I have the £75ish Tackwise Duo.

It is rubbish. Staples and pins often get jammed down the side of the firing arm. I purchased it to staple down thin plywood in a kitchen. The flex is so short that when I plugged it into the worktop sockets I discovered that it wouldn't reach the floor. Any firm that is so tight that it refuses to spend another 60p on a couple of meters of flex probably isn't to concerned about at the customer's experience.

I regret buying it, so much so that I have left it sitting in a client's house for the last year.

With regard to pins sticking out, yes it is a function of pressure but you need to apply a lot more pressure than you would with an air pinner.
Most power tool manufacturers only fit short flex , among them my dewalt saw, hitachi grinder, glue gun, table saw, chop saw, etc . Etc.I just replace with 3m flex myself.
 
Most power tool manufacturers only fit short flex.

In my experience trade/industrial rated tools normally have a reasonable flex length, that said, yes my Arrow glue gun has a very short flex as does my Makita angle grinder. Sure, I could put a longer flex on my angle grinder but I hate it. Badly designed, Chinese manufactured rubbish.
 
Looking at the 660 I hadn't realised it was 16Ga. Seems a little heavy for cabinet finishing. Makita do a cordless 23 which is quite light but better suited. DeWalt also do a 18Ga which would be more realistic but I'm not sure of the model number.'
16ga nailers are designed to drive a headed 16ga brad nail and are commonly referred to as 2nd fix nailers because of their most common use - 2nd fix carpentry, such as installing paint-grade MDF or softwood skirtings, architraves, window boards, etc. Pin lengths generally 25 or 32mm up to 64mm. They leave a relatively large hole due to the heads of the brad nails being so large and are unsuitable for furniture making

18ga nailers are designed to drive a small-headed 18ga brad nail and are sometimes used in site work to do 2nd fix on clear-finish materials such as polished skirtings, architraves, window boards, etc. (the holes are filled with coloured wax afterwards). Pin lengths generally 25 mm up to 50mm. They are too weak for furniture making on their own and are often used as a temporary fixing to hold components together whilst they are screwed together or while the glue in joints (such as dowels or biscuits) sets. Pin lengths generally 25 or 32mm up to 64mm.
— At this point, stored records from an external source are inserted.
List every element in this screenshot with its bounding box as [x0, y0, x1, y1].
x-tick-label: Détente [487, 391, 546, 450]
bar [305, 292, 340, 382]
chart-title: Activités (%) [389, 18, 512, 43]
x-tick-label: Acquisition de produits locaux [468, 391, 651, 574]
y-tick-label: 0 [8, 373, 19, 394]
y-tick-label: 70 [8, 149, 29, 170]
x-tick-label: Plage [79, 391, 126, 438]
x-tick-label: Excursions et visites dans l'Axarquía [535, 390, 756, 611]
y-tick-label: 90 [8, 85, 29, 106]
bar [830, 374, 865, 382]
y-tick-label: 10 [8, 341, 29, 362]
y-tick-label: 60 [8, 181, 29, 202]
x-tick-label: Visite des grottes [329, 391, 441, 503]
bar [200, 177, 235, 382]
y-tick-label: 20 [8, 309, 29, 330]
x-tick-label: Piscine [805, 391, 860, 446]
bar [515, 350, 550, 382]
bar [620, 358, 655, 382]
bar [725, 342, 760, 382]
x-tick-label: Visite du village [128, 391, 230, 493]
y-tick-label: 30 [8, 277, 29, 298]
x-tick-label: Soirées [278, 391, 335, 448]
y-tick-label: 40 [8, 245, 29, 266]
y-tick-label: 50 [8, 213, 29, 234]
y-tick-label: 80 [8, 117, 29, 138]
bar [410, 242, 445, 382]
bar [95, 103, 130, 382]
22 to 24ga nailers are designed to drive a tiny-headed (or in some cases headless) micro pins and are used to affix beadings and mouldings (often glued as well) to otherwise finished work. Pin lengths generally 12 mm up to 32mm although Grex do 50mm pins for one of their guns. They are far too weak for any form of construction work
 
They are too weak for furniture making on their own and are often used as a temporary fixing to hold components together whilst they are screwed together or while the glue in joints (such as dowels or biscuits) sets.

I've never known anyone build cabinets, furniture or carcasses with pin nails alone.
 
I've never known anyone build cabinets, furniture or carcasses with pin nails alone.

It should be all that's needed in terms of metal fixings, just to keep parts together long enough for the glue to cure.
 
It should be all that's needed in terms of metal fixings, just to keep parts together long enough for the glue to cure.

That's what I'm saying. Never heard of anyone make anything without glue at the very least.
 
  • Either way butted, glued and pinned joints just don't give a carcass enough strength on their own (try dropping something like that on an edge and see how long it lasts). To make something which can be handled or transported requires another mechanical fixing such as biscuits, dowels, screws, etc in order to get joints which will take a small amount of handling and which won't fail when the cabinet is loaded with stuff.